O corpo de Alis sentiu o toque de finos lençóis, olhou para o lado e o tecido estendia-se como o mar e o recuo da onda revelou um lindo monte, um dos ombros de Caça Escalpos. Em nenhum instante ficaram a sós, adiante do homem era visível um contorno escuro e disforme. Isso a fez entender que a visão não era real, era alguém numa missão e nunca poderia distrair-se. Não possuía esse direito. Alis instintivamente focou a criatura até a alucinação desaparecer.

- Muito bem, menina, muito bem. Agora pertence ao Consenso. – Mutemuia parabenizou.

***

- Nunca serão dragões, Chefe, por que ainda experimentam? – perguntou um dos Guardas da Rainha.

Caça Escalpos agarrou o pé do homem e o puxou de cima do maesel*1, depois ajoelhou sobre seu tórax.

- Experimentam para que tenha o luxo de cavalgar seu maesel, aprenda a dar valor ao trabalho do Consenso.
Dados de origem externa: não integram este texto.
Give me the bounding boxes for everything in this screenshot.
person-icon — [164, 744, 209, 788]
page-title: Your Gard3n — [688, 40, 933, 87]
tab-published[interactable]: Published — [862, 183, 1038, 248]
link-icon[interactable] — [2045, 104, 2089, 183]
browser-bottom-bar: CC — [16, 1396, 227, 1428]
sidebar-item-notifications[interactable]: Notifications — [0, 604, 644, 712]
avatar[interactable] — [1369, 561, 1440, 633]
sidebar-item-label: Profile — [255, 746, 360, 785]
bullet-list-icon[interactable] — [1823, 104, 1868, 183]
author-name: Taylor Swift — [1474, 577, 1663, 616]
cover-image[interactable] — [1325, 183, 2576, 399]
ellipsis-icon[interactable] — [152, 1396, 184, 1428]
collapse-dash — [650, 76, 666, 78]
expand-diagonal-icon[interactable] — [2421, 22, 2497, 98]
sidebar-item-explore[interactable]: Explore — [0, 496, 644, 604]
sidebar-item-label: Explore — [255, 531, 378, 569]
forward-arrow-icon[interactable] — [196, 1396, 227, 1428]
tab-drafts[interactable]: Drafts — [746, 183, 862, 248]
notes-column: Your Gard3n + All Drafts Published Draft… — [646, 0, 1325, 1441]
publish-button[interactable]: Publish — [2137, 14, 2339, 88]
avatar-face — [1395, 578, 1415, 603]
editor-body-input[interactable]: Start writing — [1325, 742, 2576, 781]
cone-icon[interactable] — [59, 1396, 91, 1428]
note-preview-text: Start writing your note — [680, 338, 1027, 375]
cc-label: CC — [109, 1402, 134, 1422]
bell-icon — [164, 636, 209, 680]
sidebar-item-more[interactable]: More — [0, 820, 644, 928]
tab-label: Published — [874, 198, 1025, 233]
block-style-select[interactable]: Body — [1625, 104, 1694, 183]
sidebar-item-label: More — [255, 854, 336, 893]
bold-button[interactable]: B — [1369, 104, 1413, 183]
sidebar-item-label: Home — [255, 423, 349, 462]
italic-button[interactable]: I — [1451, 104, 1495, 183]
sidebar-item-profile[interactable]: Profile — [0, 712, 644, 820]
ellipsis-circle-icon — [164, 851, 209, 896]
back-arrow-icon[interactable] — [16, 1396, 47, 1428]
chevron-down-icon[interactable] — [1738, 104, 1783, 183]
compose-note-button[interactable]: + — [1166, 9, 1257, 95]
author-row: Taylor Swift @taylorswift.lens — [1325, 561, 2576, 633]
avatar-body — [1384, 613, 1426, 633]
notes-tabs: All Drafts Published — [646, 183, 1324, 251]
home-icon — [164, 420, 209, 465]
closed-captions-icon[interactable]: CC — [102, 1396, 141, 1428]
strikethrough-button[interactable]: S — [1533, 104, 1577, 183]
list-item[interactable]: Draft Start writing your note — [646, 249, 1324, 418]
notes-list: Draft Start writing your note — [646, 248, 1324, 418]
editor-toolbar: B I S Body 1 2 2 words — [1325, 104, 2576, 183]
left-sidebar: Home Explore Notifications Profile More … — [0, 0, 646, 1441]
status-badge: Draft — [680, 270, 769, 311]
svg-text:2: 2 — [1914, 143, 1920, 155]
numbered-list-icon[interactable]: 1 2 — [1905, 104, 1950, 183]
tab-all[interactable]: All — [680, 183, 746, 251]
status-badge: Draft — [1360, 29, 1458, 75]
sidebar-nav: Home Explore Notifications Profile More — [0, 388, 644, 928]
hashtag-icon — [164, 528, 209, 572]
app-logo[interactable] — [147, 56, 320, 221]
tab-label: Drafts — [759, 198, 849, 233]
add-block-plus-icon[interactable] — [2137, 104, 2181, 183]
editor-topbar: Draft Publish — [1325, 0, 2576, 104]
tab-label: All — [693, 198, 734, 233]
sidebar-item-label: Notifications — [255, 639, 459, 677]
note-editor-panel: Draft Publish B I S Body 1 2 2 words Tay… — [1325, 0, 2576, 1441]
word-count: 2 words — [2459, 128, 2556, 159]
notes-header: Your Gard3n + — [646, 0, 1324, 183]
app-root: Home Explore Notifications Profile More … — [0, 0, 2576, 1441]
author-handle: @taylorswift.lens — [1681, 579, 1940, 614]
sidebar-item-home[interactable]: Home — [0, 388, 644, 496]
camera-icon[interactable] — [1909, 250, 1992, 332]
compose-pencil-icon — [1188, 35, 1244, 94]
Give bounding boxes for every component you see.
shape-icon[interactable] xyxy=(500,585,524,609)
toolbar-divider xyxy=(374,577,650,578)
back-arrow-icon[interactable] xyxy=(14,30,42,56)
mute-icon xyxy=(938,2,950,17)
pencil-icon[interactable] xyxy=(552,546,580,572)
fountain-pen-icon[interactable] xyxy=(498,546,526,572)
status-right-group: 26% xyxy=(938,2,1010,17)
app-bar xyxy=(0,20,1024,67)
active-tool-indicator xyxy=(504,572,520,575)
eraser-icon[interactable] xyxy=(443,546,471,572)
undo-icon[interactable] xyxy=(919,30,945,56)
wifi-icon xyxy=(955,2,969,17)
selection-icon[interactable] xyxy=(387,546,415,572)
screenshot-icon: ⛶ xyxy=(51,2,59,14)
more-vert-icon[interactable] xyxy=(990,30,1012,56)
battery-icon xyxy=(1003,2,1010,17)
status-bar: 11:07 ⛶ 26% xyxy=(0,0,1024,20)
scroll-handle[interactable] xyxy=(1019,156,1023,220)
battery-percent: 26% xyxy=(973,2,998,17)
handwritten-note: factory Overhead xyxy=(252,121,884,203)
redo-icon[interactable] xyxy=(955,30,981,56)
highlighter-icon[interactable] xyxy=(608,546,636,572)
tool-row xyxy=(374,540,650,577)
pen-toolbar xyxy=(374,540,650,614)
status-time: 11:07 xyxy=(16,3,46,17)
Estamos a três dias e quatro noites da inspeção no povoado de Tendas, e acabo de escalar o seu serviço, a comitiva sairá do Pátio Real assim que Pedra Branca ficar solitário no alto. Esteja lá!

A pequena tropa partiu no ritmo dos passos dos animais, no fim da fileira um deles parecia triste pela falta de seu montador. No pátio da Casa de Rohr, o Guarda murmurou antes de começar a caminhada:

- Aquilo que trouxemos não é um maesel.

Maesel*1 – comparáveis às quimeras de nosso universo, os maesel contituem-se de partes de animais variados, o mencionado nesse capítulo, por exemplo, é elefante+cavalo+canguru, enquanto o de Caça Escalpos é touro+gorila+tigre. Os maesel são a montaria da Guarda Real, mais facilmente adestráveis, porém com maior força física que os animais de que derivam.